Large Language Models (LLMs) have demonstrated remarkable generation capabilities but often struggle to access up-to-date information, which can lead to hallucinations. Retrieval-Augmented Generation (RAG) addresses this issue by incorporating knowledge from external databases, enabling more accurate and relevant responses. Due to the context window constraints of LLMs, it is impractical to input the entire external database context directly into the model. Instead, only the most relevant information, referred to as chunks, is selectively retrieved. However, current RAG research faces three key challenges. First, existing solutions often select each chunk independently, overlooking potential correlations among them. Second, in practice the utility of chunks is non-monotonic, meaning that adding more chunks can decrease overall utility. Traditional methods emphasize maximizing the number of included chunks, which can inadvertently compromise performance. Third, each type of user query possesses unique characteristics that require tailored handling, an aspect that current approaches do not fully consider. To overcome these challenges, we propose a cost constrained retrieval optimization system CORAG for retrieval-augmented generation. We employ a Monte Carlo Tree Search (MCTS) based policy framework to find optimal chunk combinations sequentially, allowing for a comprehensive consideration of correlations among chunks. Additionally, rather than viewing budget exhaustion as a termination condition, we integrate budget constraints into the optimization of chunk combinations, effectively addressing the non-monotonicity of chunk utility.
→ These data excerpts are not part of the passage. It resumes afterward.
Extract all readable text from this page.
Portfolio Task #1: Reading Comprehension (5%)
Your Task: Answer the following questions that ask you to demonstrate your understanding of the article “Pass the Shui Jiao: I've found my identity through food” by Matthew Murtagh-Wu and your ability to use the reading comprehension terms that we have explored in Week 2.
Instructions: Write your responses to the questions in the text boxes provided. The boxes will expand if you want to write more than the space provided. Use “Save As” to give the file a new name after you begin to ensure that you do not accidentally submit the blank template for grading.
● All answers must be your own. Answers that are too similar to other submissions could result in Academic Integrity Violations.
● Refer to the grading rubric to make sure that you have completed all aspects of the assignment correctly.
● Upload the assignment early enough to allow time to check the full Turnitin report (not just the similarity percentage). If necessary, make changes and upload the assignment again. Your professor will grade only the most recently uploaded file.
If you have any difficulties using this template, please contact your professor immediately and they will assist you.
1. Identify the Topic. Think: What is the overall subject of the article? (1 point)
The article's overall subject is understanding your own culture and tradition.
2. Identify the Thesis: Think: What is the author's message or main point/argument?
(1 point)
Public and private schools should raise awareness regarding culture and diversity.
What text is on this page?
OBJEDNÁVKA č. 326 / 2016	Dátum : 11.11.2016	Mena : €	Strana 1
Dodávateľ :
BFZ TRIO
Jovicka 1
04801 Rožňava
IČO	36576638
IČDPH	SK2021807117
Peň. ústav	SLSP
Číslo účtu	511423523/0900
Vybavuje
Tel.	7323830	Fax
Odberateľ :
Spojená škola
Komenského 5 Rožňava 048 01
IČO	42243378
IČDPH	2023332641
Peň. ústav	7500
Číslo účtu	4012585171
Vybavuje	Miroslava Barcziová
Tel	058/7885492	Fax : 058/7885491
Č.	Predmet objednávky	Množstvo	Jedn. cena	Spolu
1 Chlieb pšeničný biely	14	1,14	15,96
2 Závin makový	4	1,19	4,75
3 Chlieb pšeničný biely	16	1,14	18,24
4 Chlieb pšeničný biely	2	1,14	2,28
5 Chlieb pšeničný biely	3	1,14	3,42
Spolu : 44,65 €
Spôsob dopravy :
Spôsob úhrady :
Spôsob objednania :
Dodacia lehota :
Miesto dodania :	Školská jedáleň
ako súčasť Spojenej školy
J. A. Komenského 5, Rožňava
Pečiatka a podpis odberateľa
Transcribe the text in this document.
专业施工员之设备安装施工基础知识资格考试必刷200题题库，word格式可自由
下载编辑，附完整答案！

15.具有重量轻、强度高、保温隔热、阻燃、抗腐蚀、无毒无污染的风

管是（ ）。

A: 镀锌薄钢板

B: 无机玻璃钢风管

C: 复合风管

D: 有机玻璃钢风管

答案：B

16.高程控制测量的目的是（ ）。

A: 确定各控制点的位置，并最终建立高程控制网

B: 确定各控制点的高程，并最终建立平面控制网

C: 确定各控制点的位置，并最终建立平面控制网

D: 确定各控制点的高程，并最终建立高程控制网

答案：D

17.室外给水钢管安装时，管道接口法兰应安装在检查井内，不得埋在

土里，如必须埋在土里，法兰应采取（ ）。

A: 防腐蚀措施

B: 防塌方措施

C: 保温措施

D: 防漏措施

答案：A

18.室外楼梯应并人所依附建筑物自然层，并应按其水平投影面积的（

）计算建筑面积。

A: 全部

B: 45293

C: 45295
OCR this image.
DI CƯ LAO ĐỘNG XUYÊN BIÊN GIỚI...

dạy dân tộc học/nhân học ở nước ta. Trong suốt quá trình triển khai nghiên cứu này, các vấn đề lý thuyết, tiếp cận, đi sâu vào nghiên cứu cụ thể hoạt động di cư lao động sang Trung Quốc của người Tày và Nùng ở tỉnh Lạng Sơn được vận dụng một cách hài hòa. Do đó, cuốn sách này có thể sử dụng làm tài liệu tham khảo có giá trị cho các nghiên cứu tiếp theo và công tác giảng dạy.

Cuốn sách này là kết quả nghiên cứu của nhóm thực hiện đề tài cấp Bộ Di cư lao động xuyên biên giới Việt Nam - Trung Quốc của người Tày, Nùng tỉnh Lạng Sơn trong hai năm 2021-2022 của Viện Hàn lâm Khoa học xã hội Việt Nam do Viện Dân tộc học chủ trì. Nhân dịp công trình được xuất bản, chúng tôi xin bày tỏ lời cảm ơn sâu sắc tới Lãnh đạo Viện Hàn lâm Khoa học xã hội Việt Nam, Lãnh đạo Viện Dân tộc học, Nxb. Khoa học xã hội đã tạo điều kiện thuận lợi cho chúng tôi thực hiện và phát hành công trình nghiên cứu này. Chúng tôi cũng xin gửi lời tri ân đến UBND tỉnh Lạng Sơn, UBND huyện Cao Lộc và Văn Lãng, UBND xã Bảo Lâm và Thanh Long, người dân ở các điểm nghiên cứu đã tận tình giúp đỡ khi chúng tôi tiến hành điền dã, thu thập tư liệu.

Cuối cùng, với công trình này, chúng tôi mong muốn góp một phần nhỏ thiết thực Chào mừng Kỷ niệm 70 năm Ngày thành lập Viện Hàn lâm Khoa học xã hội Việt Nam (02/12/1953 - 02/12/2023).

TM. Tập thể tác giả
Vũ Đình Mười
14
翻译：大型语言模型（LLM）已展现出卓越的生成能力，但往往难以获取最新信息，这可能导致幻觉问题。检索增强生成（RAG）通过整合外部数据库的知识来解决这一问题，从而生成更准确、更相关的回答。由于LLM存在上下文窗口限制，将整个外部数据库上下文直接输入模型是不现实的。因此，通常仅选择性地检索最相关的信息片段（称为块）。然而，当前的RAG研究面临三个关键挑战。首先，现有解决方案通常独立地选择每个块，忽略了块之间可能存在的关联性。其次，实践中块的效用是非单调的，这意味着增加更多块反而可能降低整体效用。传统方法强调最大化包含块的数量，这可能会无意中损害性能。第三，每种类型的用户查询都具有独特的特征，需要针对性的处理，而当前方法未能充分考虑这一方面。为克服这些挑战，我们提出了一种面向检索增强生成的成本约束检索优化系统CORAG。我们采用基于蒙特卡洛树搜索（MCTS）的策略框架来顺序寻找最优块组合，从而全面考虑块间的相关性。此外，我们并非将预算耗尽视为终止条件，而是将预算约束整合到块组合的优化过程中，有效应对了块效用的非单调性问题。